Majority Element

Given an array of size n, find the majority element. The majority element is the element that appears more than n/2 times.

You may assume that the array is non-empty and the majority element always exist in the array.

Sorting: O(n log n) time, O(1) space

public class Solution {
    public int majorityElement(int[] nums) {
        Arrays.sort(nums);
        return nums[nums.length / 2];
    }
}

Divide and Conquer: O(n log n) time, O(1) space

public class Solution {
    public int majorityElement(int[] nums) {
        return majority(nums,0, nums.length - 1);
    }
    
    public int majority(int[] nums, int left, int right){
        if (left == right){return nums[left];}
        int mid = left + (right - left) / 2;
        int lm = majority(nums, left, mid);
        int rm = majority(nums, mid + 1, right);
        if (lm == rm){return lm;}
        return count(nums,left,right, lm) > count(nums,left, right, rm) ? lm: rm;
    }
    
    public int count(int[] nums, int left, int right, int num){
        int count = 0;
        for (int i = left; i <= right; i++){
            if (nums[i] == num){count++;}
        }
        return count;
    }
}

Hash Table: O(n) time, O(n) space

public class Solution {
    public int majorityElement(int[] nums) {
        HashMap<Integer, Integer> map = new HashMap<Integer, Integer>();
        int length = nums.length;
        for (int i = 0; i < length; i++){
            if (map.containsKey(nums[i])){
                map.put(nums[i], map.get(nums[i]) + 1);
            }else{
                map.put(nums[i], 1);
            }
            if (map.get(nums[i]) > length/2){
                return nums[i];
            }
        }
        return -1;
    }
}

Boyer-Moore Majority Vote Algorithm: O(n) time, O(1) space

Algorithm source

Another helpful post about this algorithm.

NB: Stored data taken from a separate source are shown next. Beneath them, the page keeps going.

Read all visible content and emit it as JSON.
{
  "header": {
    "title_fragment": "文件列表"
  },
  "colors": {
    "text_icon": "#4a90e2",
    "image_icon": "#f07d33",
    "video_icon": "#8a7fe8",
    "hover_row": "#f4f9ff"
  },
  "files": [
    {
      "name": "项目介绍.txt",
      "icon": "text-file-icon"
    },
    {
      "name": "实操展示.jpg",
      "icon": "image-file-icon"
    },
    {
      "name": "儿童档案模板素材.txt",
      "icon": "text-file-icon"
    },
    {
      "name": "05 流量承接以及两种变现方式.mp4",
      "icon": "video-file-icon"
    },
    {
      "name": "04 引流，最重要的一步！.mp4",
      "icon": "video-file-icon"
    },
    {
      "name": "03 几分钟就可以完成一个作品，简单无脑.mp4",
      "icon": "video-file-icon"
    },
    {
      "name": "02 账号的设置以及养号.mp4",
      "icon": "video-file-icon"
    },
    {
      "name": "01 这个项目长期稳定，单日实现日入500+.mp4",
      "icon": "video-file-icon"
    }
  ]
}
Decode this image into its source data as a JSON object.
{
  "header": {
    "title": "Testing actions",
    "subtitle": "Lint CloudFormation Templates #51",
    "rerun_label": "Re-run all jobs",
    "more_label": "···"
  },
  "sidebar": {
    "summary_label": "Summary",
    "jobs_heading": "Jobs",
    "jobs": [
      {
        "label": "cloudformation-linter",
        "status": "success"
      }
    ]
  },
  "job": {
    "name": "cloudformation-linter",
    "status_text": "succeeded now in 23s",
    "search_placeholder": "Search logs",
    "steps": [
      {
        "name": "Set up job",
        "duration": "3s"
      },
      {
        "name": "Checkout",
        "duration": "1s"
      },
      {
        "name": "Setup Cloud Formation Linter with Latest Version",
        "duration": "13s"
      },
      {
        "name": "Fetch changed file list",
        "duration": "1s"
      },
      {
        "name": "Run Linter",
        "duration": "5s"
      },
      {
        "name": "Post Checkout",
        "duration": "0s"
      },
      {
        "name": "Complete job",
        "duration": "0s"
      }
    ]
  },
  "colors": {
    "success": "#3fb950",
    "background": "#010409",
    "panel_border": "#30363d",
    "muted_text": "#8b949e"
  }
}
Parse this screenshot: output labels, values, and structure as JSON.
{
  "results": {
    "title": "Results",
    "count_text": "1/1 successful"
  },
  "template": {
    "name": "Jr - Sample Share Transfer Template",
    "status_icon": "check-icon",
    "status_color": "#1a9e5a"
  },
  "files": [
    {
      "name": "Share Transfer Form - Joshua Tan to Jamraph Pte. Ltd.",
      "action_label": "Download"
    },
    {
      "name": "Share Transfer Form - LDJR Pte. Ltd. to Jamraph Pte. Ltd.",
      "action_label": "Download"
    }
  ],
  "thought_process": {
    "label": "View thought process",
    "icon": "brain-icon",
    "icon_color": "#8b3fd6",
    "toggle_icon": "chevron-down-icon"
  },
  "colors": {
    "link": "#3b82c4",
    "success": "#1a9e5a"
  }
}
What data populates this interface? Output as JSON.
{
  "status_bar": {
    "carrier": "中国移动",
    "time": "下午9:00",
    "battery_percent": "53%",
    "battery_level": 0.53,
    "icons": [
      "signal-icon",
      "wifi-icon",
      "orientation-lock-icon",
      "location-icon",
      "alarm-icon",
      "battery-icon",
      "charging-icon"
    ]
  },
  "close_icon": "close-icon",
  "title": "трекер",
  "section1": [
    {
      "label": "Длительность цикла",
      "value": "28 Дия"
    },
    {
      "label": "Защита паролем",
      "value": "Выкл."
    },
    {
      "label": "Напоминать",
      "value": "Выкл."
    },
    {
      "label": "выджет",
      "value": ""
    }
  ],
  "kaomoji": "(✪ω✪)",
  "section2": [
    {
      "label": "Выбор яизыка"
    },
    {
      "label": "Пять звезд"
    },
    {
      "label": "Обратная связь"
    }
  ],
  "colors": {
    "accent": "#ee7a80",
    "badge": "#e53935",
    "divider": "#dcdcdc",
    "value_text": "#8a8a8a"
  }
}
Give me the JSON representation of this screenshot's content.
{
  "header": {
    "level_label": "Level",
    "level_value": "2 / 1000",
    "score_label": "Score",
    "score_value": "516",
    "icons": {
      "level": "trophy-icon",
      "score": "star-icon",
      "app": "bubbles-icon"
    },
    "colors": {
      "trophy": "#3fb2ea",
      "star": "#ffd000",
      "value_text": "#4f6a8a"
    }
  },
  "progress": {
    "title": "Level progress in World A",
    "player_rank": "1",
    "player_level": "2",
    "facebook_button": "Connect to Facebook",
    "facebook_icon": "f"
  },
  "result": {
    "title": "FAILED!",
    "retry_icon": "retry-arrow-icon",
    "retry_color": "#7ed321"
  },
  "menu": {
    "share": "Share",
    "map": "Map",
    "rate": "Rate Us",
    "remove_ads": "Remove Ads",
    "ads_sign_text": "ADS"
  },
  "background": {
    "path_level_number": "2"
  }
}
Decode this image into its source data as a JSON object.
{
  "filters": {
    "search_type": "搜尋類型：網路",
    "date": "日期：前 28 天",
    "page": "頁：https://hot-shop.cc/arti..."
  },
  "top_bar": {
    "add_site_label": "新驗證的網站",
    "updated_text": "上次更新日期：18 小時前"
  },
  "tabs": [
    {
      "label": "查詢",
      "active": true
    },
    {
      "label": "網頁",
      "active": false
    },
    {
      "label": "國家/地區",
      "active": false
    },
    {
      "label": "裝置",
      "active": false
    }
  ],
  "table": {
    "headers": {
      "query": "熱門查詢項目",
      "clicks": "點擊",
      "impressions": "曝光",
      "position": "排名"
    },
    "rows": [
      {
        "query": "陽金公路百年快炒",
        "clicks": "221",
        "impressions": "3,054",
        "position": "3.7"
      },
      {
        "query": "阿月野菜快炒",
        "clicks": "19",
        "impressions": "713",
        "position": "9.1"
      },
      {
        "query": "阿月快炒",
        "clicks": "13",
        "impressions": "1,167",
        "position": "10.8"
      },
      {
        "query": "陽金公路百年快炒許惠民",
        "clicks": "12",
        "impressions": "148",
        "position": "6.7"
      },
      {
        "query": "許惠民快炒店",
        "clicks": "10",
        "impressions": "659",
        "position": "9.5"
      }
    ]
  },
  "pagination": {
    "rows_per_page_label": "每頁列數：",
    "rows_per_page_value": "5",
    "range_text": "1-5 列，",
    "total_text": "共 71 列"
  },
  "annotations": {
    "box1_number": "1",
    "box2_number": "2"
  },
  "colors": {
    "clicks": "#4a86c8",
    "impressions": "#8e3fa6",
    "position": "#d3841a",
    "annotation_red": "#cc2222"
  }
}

Basic idea of the algorithm is if we cancel out each occurrence of an element e with all the other elements that are different from e then e will exist till end if it is a majority element.

public class Solution {
    public int majorityElement(int[] nums) {
        int cur = nums[0], count = 0;
        
        for (int i = 0; i < nums.length; i++){
            if (count == 0){
                cur = nums[i];
                count++;
            }else if (nums[i] == cur){
                count++;
            }else if (nums[i] != cur){
                count--;
            }
        }
        
        // can add a second O(n) pass to confirm that this number is
        // indeed the majority element by counting its frequency
        
        return cur;
    }
}

Randomization, 3ms

Adapted from Leetcode Discussion Board

import java.util.Random;
public class Solution {
    public int majorityElement(int[] nums) {
        int length = nums.length;
        Random rd = new Random();
        while (true){
            int idx = rd.nextInt(length);
            int candidate = nums[idx];
            int count = 0;
            for (int i = 0; i < length; i++){
                if (nums[i] == candidate)
                    count++;
            }
            if (count > length / 2) {return candidate;}
        }
    }
}

Bit Manipulation

Cited from Leetcode Discussion Board

public int majorityElement(int[] nums) {
    int[] bit = new int[32];
    for (int num: nums)
        for (int i=0; i<32; i++) 
            if ((num >> (31-i) & 1) == 1)
                bit[i]++;
    int ret=0;
    for (int i=0; i<32; i++) {
        bit[i]= bit[i]>nums.length/2 ? 1 : 0;
        ret += bit[i]*(1<<(31-i));
    }
    return ret;
}

or

public int majorityElement(int[] num) {
    int ret = 0;

    for (int i = 0; i < 32; i++) {
        int ones = 0, zeros = 0;
        for (int j = 0; j < num.length; j++) {
            if ((num[j] & (1 << i)) != 0) {
                ++ones;
            }
            else
                ++zeros;
        }
        if (ones > zeros)
            ret |= (1 << i);
    }

    return ret;
}